The new OTS report has extensive scope, covering situations including moving home, divorce, running and investing in a business, and issues affecting land transactions.
It focuses on Capital Gains Tax (CGT) for individuals and smaller business, rather than partnerships, trusts, estates in administration, non-UK residence/domicile, international issues or corporate groups.
It identifies limited awareness around CGT and confusion around reporting and payment. One key recommendation is that CGT should be included in the digital HMRC Personal Tax Account or Single Customer Account.
According to Saffery Champness, the OTS had 'clearly listened' to concerns raised, including those of farmers and rural firms, with issues related to land and property used for agriculture receiving special attention.
Martyn Dobinson, partner at the accountant, said: “Calls for consideration of diversification issues and the impact on CGT and IHT reliefs, where land is moved from trading to investment, for example, get a mention in this latest report
"Capital tax relief is highlighted as especially important for the farming sector when it comes to supporting longer term business investment, restructuring and succession.

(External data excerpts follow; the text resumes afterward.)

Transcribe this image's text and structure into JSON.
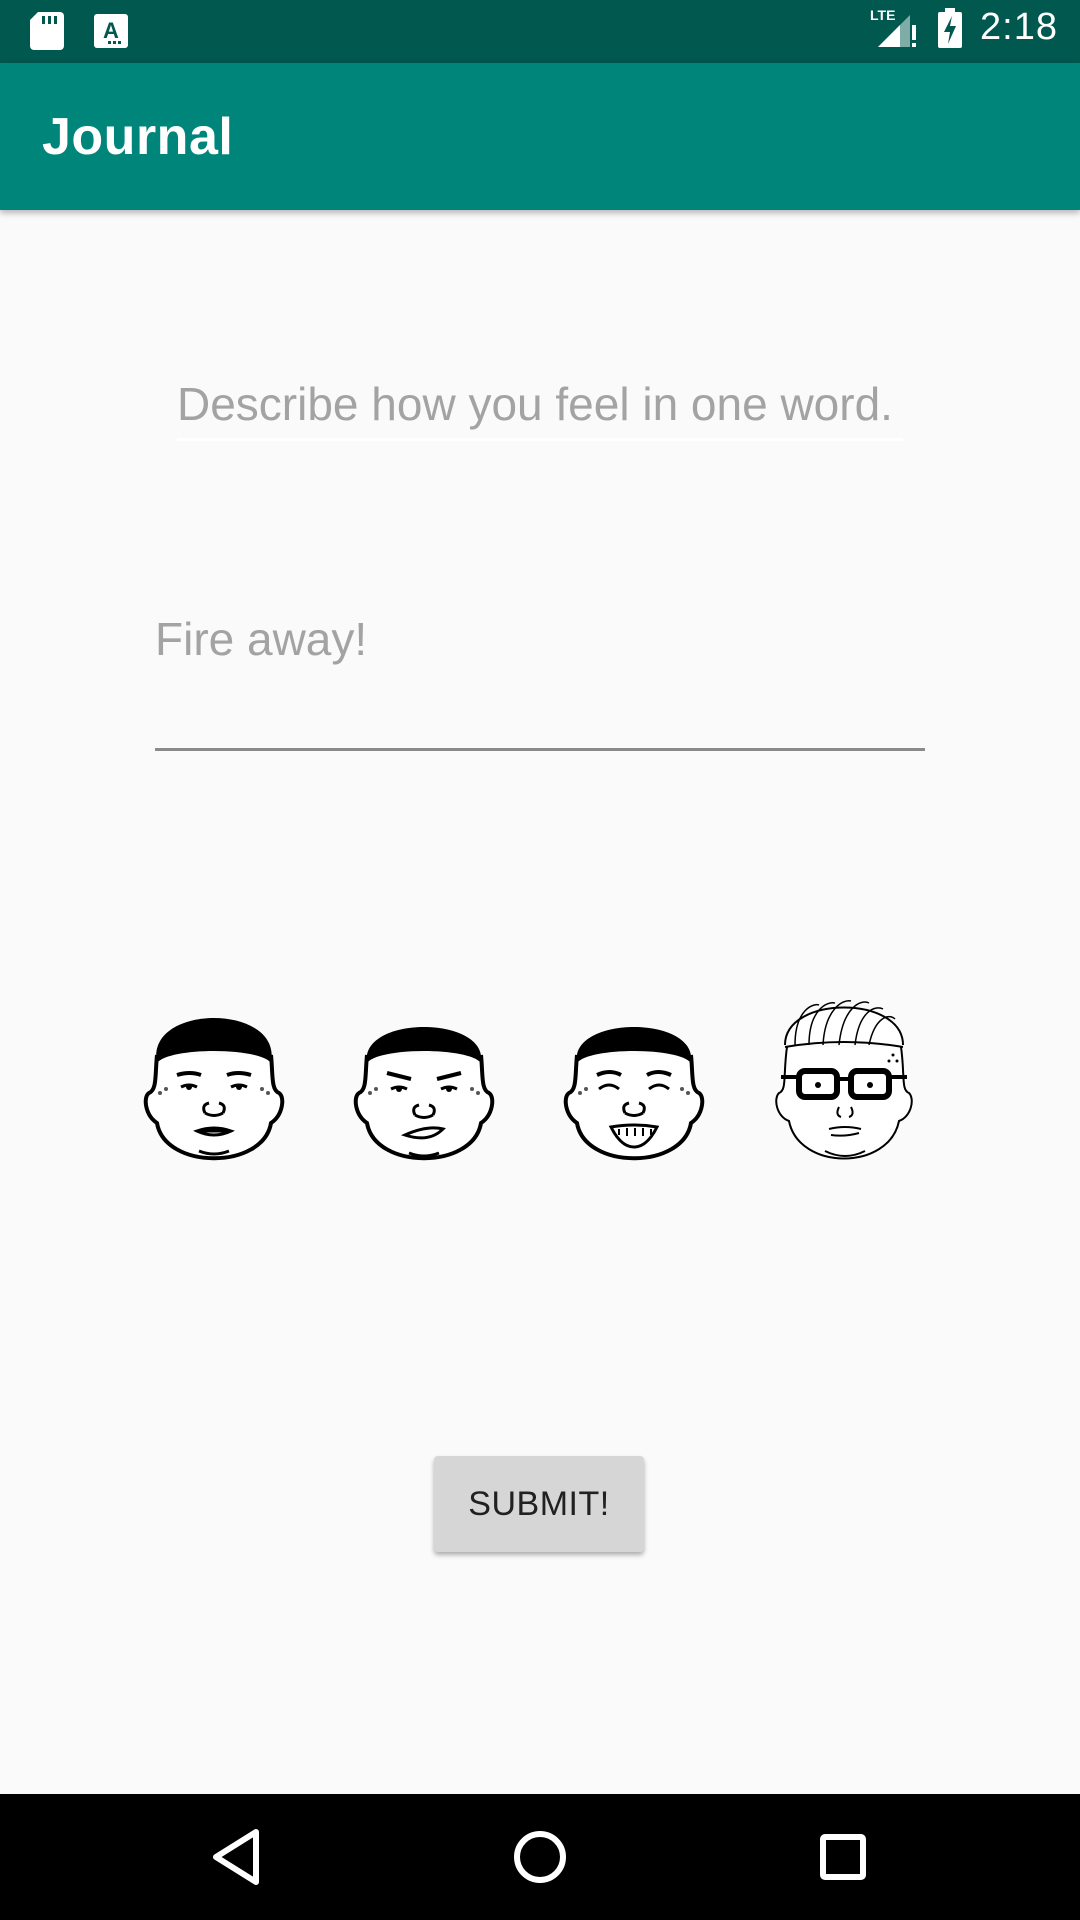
{
  "status_bar": {
    "time": "2:18",
    "icons": [
      "sd-card-icon",
      "keyboard-a-icon",
      "lte-signal-icon",
      "battery-charging-icon"
    ]
  },
  "app_bar": {
    "title": "Journal",
    "color": "#00857a"
  },
  "form": {
    "mood_placeholder": "Describe how you feel in one word.",
    "entry_placeholder": "Fire away!",
    "faces": [
      "face-neutral-icon",
      "face-smirk-icon",
      "face-laughing-icon",
      "face-glasses-icon"
    ],
    "submit_label": "SUBMIT!"
  },
  "nav_bar": {
    "icons": [
      "back-icon",
      "home-icon",
      "recents-icon"
    ]
  },
  "colors": {
    "status_bar": "#00584f",
    "app_bar": "#00857a",
    "background": "#fafafa"
  }
}
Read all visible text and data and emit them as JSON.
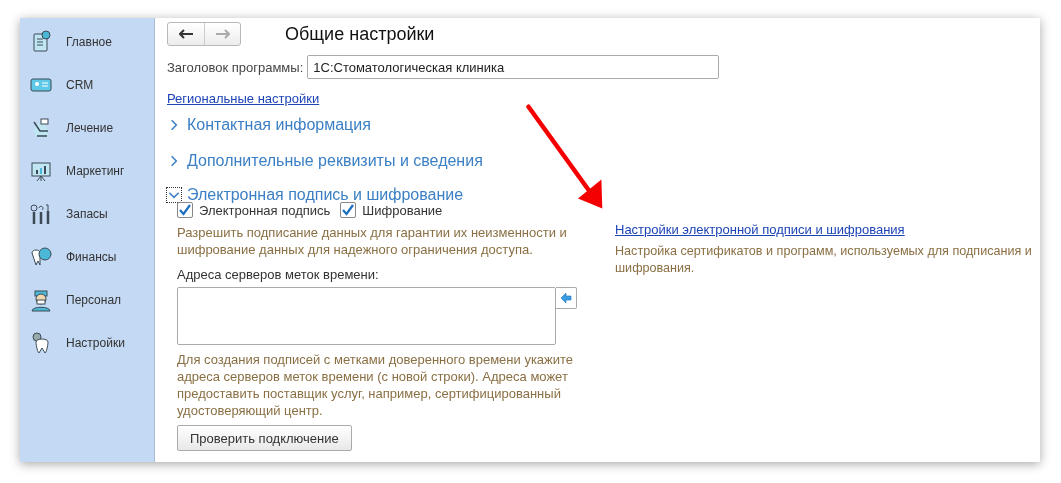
{
  "sidebar": {
    "items": [
      {
        "label": "Главное"
      },
      {
        "label": "CRM"
      },
      {
        "label": "Лечение"
      },
      {
        "label": "Маркетинг"
      },
      {
        "label": "Запасы"
      },
      {
        "label": "Финансы"
      },
      {
        "label": "Персонал"
      },
      {
        "label": "Настройки"
      }
    ]
  },
  "page": {
    "title": "Общие настройки",
    "app_title_label": "Заголовок программы:",
    "app_title_value": "1С:Стоматологическая клиника",
    "regional_link": "Региональные настройки"
  },
  "groups": [
    {
      "title": "Контактная информация",
      "expanded": false
    },
    {
      "title": "Дополнительные реквизиты и сведения",
      "expanded": false
    },
    {
      "title": "Электронная подпись и шифрование",
      "expanded": true
    }
  ],
  "signature": {
    "checkboxes": [
      {
        "label": "Электронная подпись",
        "checked": true
      },
      {
        "label": "Шифрование",
        "checked": true
      }
    ],
    "description": "Разрешить подписание данных для гарантии их неизменности и шифрование данных для надежного ограничения доступа.",
    "servers_label": "Адреса серверов меток времени:",
    "servers_hint": "Для создания подписей с метками доверенного времени укажите адреса серверов меток времени (с новой строки). Адреса может предоставить поставщик услуг, например, сертифицированный удостоверяющий центр.",
    "check_button": "Проверить подключение",
    "settings_link": "Настройки электронной подписи и шифрования",
    "settings_description": "Настройка сертификатов и программ, используемых для подписания и шифрования."
  }
}
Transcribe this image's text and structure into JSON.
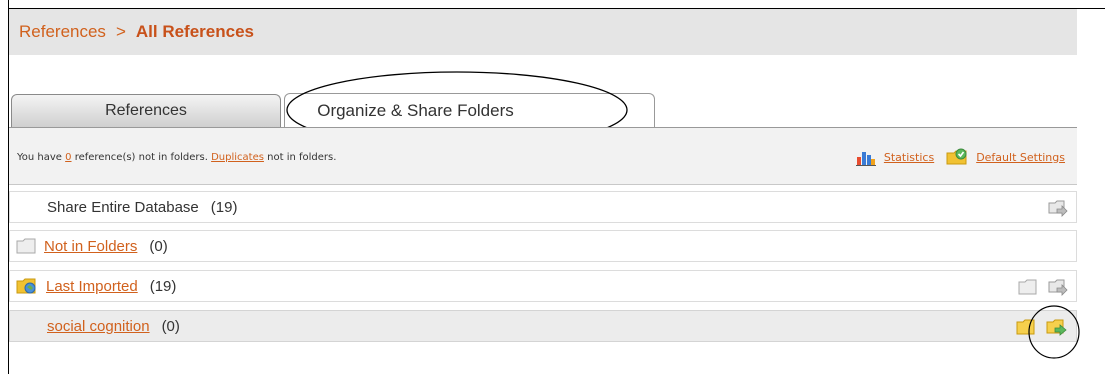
{
  "breadcrumb": {
    "root": "References",
    "separator": ">",
    "current": "All References"
  },
  "tabs": [
    {
      "label": "References",
      "active": false
    },
    {
      "label": "Organize & Share Folders",
      "active": true
    }
  ],
  "info": {
    "prefix": "You have ",
    "count": "0",
    "mid": " reference(s) not in folders. ",
    "duplicates_link": "Duplicates",
    "suffix": " not in folders.",
    "statistics": "Statistics",
    "default_settings": "Default Settings"
  },
  "rows": [
    {
      "name": "Share Entire Database",
      "count": "(19)"
    },
    {
      "name": "Not in Folders",
      "count": "(0)"
    },
    {
      "name": "Last Imported",
      "count": "(19)"
    },
    {
      "name": "social cognition",
      "count": "(0)"
    }
  ],
  "colors": {
    "link": "#d1611d",
    "breadcrumb_bg": "#e5e5e5",
    "highlight_row": "#ececec"
  }
}
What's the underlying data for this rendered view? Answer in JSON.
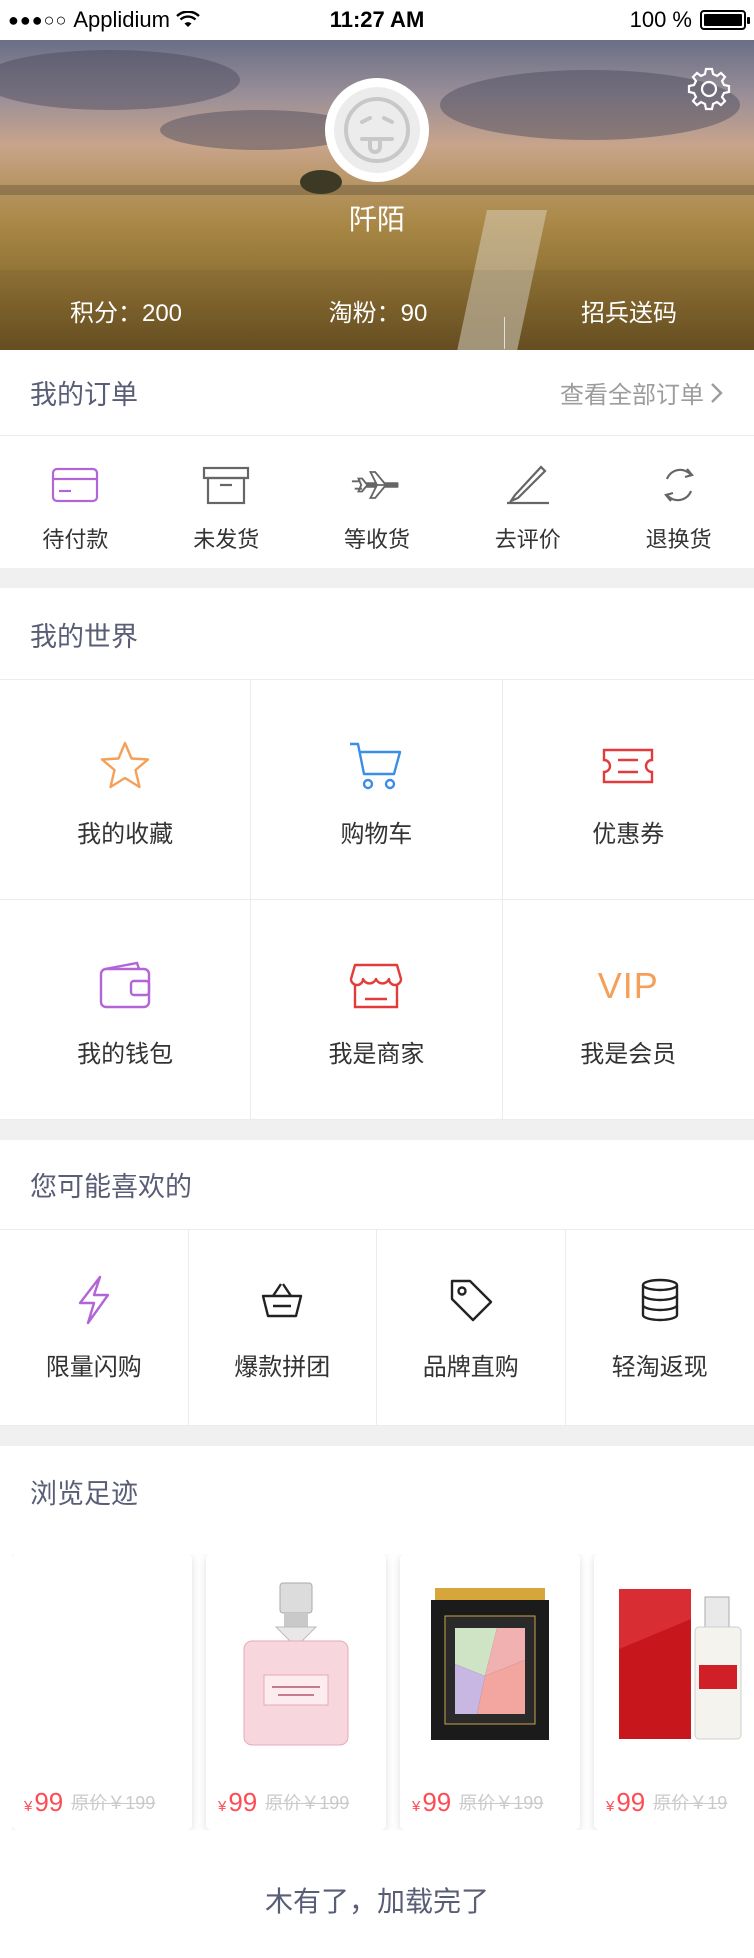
{
  "status_bar": {
    "carrier": "Applidium",
    "time": "11:27 AM",
    "battery": "100 %"
  },
  "profile": {
    "username": "阡陌",
    "points_label": "积分：200",
    "fans_label": "淘粉：90",
    "recruit_label": "招兵送码"
  },
  "orders": {
    "title": "我的订单",
    "view_all": "查看全部订单",
    "items": [
      {
        "label": "待付款",
        "icon": "card-icon"
      },
      {
        "label": "未发货",
        "icon": "box-icon"
      },
      {
        "label": "等收货",
        "icon": "plane-icon"
      },
      {
        "label": "去评价",
        "icon": "pen-icon"
      },
      {
        "label": "退换货",
        "icon": "exchange-icon"
      }
    ]
  },
  "world": {
    "title": "我的世界",
    "items": [
      {
        "label": "我的收藏",
        "icon": "star-icon"
      },
      {
        "label": "购物车",
        "icon": "cart-icon"
      },
      {
        "label": "优惠券",
        "icon": "ticket-icon"
      },
      {
        "label": "我的钱包",
        "icon": "wallet-icon"
      },
      {
        "label": "我是商家",
        "icon": "shop-icon"
      },
      {
        "label": "我是会员",
        "icon": "vip-icon",
        "glyph": "VIP"
      }
    ]
  },
  "likes": {
    "title": "您可能喜欢的",
    "items": [
      {
        "label": "限量闪购",
        "icon": "lightning-icon"
      },
      {
        "label": "爆款拼团",
        "icon": "basket-icon"
      },
      {
        "label": "品牌直购",
        "icon": "tag-icon"
      },
      {
        "label": "轻淘返现",
        "icon": "database-icon"
      }
    ]
  },
  "trail": {
    "title": "浏览足迹",
    "products": [
      {
        "currency": "¥",
        "price": "99",
        "original": "原价￥199",
        "image": "blank"
      },
      {
        "currency": "¥",
        "price": "99",
        "original": "原价￥199",
        "image": "perfume"
      },
      {
        "currency": "¥",
        "price": "99",
        "original": "原价￥199",
        "image": "palette"
      },
      {
        "currency": "¥",
        "price": "99",
        "original": "原价￥19",
        "image": "skincare"
      }
    ]
  },
  "footer_text": "木有了，加载完了",
  "colors": {
    "title": "#595d75",
    "muted": "#9c9c9c",
    "price": "#fd4c54",
    "original": "#cacaca",
    "divider": "#ececec",
    "gap": "#f0f0f0",
    "text": "#333333"
  }
}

“The impact of the shift from the Basic Payment to the new Environmental Land Management Scheme, and the potential impact of classification of land use is specifically referred to, as is the CLA’s ‘Rural Business Unit’ paper.
“The commentary and recommendations made are generally helpful and sensible, would streamline the current position and deliver a CGT system that is more workable than at present.”
The report considers extending the current 30-day reporting and payment regime for the UK Property tax return to a more forgiving 60-days or requiring estate agents and conveyancers to distribute HMRC provided information to their clients to inform them of the requirements.
There are considerations around whether CGT should be paid up front where there are deferred proceeds on the sale of a business or land, whilst retaining any reliefs.
Availability of Business Asset Disposal Relief (BADR – formerly Entrepreneurs’ Relief) is considered, particularly with regard to situations such as that where a farmer sells a business but continues to harvest existing crops after the sale.
Strict interpretation of the legislation can lead to loss of this valuable relief where trading continues after a business sale.
Compulsory Purchase Orders are identified in the report as an area where greater flexibility is required in the application of Rollover Relief.
There is a suggestion that qualifying reinvestment should be expanded to include, for example, construction, extension or improvement of farm buildings on remaining land or diversification into other areas.
Regarding land pooling arrangements for improving development potential, the OTS report proposes ways to allow such arrangements to be more tax neutral.
Mr Dobinson added it was 'good news' that the report recognised 'the bigger picture' - the changing subsidy system and the changing face of agriculture in the UK.
"The report highlights the importance of interaction with the new agricultural policy and how future changes in land use could affect the status of farming businesses and land assets.
"Joined-up thinking is absolutely crucial as we move forward,” he said.